Goode helped lead an effort by a number of organizations to work with PPL Maine to reform operation of all its Penobscot dams. The conditions they negotiated became part of a new 50-year operating license issued by FERC.
The project became known as the Penobscot River Restoration Trust. It wrapped up in 2016 after more than a decade of work, resulting in improved fishery flows, removal of two functioning hydroelectric dams and decommissioning of a third. Those dams were purchased and decommissioned by a coalition of environmental groups, which raised US$25 million for the effort.
“We pretty much took a look at every dam on the river and figured out how we might be able to incorporate that dam into an overall solution,” Goode says.
The project has already seen results: Three fish species have returned in numbers not seen in decades — including river herring, American shad and Atlantic salmon — and improvements in several other species are anticipated. And this was achieved without reducing total hydroelectric output because two remaining dams got additional generation capacity and a mothballed plant was put back in operation.
Looking Holistically
The Penobscot is a rare case in which the concept of “basin planning” has been applied to hydropower reform. Rather than focus on improving a single dam, basin planning examines all the dams in a river basin or watershed to find solutions at the ecosystem scale. The goal is to reduce a project’s environmental footprint while maximizing energy and water resources.

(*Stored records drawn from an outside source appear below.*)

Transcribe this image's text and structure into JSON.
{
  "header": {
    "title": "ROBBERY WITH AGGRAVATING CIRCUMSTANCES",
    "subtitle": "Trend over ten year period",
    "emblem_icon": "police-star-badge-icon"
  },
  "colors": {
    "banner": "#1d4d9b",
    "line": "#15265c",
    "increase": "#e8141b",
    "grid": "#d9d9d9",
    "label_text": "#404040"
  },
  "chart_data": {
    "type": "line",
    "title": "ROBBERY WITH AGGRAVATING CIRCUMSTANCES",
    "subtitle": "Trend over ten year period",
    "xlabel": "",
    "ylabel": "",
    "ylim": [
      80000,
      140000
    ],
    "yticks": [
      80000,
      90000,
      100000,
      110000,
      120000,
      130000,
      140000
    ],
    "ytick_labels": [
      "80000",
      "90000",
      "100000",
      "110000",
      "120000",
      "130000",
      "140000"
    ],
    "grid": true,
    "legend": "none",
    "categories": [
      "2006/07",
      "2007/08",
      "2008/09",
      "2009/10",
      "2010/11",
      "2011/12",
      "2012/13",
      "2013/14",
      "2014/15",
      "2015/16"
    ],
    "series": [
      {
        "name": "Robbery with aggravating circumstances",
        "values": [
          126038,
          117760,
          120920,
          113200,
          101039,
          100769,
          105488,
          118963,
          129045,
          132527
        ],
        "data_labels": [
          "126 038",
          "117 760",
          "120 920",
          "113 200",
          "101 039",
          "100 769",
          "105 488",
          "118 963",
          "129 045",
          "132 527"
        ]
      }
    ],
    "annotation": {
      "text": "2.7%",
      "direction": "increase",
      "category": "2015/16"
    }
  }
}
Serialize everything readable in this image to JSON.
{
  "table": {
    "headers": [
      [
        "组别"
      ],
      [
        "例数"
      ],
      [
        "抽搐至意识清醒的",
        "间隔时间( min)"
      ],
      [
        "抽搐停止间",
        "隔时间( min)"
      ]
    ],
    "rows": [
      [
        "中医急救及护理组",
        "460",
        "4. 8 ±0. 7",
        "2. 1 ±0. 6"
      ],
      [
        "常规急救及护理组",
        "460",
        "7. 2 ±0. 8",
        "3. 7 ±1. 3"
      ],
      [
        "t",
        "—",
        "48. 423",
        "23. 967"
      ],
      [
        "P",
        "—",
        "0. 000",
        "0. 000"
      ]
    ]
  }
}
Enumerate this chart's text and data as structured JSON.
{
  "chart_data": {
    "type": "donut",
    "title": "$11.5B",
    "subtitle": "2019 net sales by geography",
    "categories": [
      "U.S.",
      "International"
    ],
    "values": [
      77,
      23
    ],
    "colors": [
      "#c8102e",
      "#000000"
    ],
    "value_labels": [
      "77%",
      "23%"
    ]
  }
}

While basin planning has been applied successfully to new hydropower development — notably by the Tennessee Valley Authority in the 1930s — its application to contemporary biodiversity and sustainability challenges is still rare. Another example in Tanzania involved a basinwide approach to reallocating water from the Pangani River, which has seen flows decline due to climate change.
Such efforts are challenging, because multiple dams in the same basin often have different owners and even different functions, and their licensing and regulation occur on separate timetables.
A proposal in California is approaching basinwide water challenges differently. The US$4.4 billion Sites Reservoir is an “off-stream” project, meaning it would not dam a river but would store water pumped into an arid valley from the Sacramento River, then generate electricity when the water is released.
But making electricity is not the primary focus. Jim Watson, general manager of the Sites Joint Powers Authority, said the reservoir would be filled during flood events, when the Sacramento River has surplus water. It would then be released to satisfy water quality rules or provide fishery flows when existing reservoirs in the Sacramento basin don’t have enough water, and the water would then flow to buyers downstream. Those existing reservoirs, owned by the state and federal governments, are increasingly challenged to meet environmental requirements amid growing water demand and emerging effects of climate change.
“We’re really looking at how to create this flexible operation that can adjust to different priorities over time,” Watson says. “So as we see the effects of climate change, we can reprioritize how the water is put to use and adjust the timing of that water.”
In short, Sites is a new reservoir with environmental benefits as a primary objective. That’s a shift in focus that may become a lot more common in the hydropower world.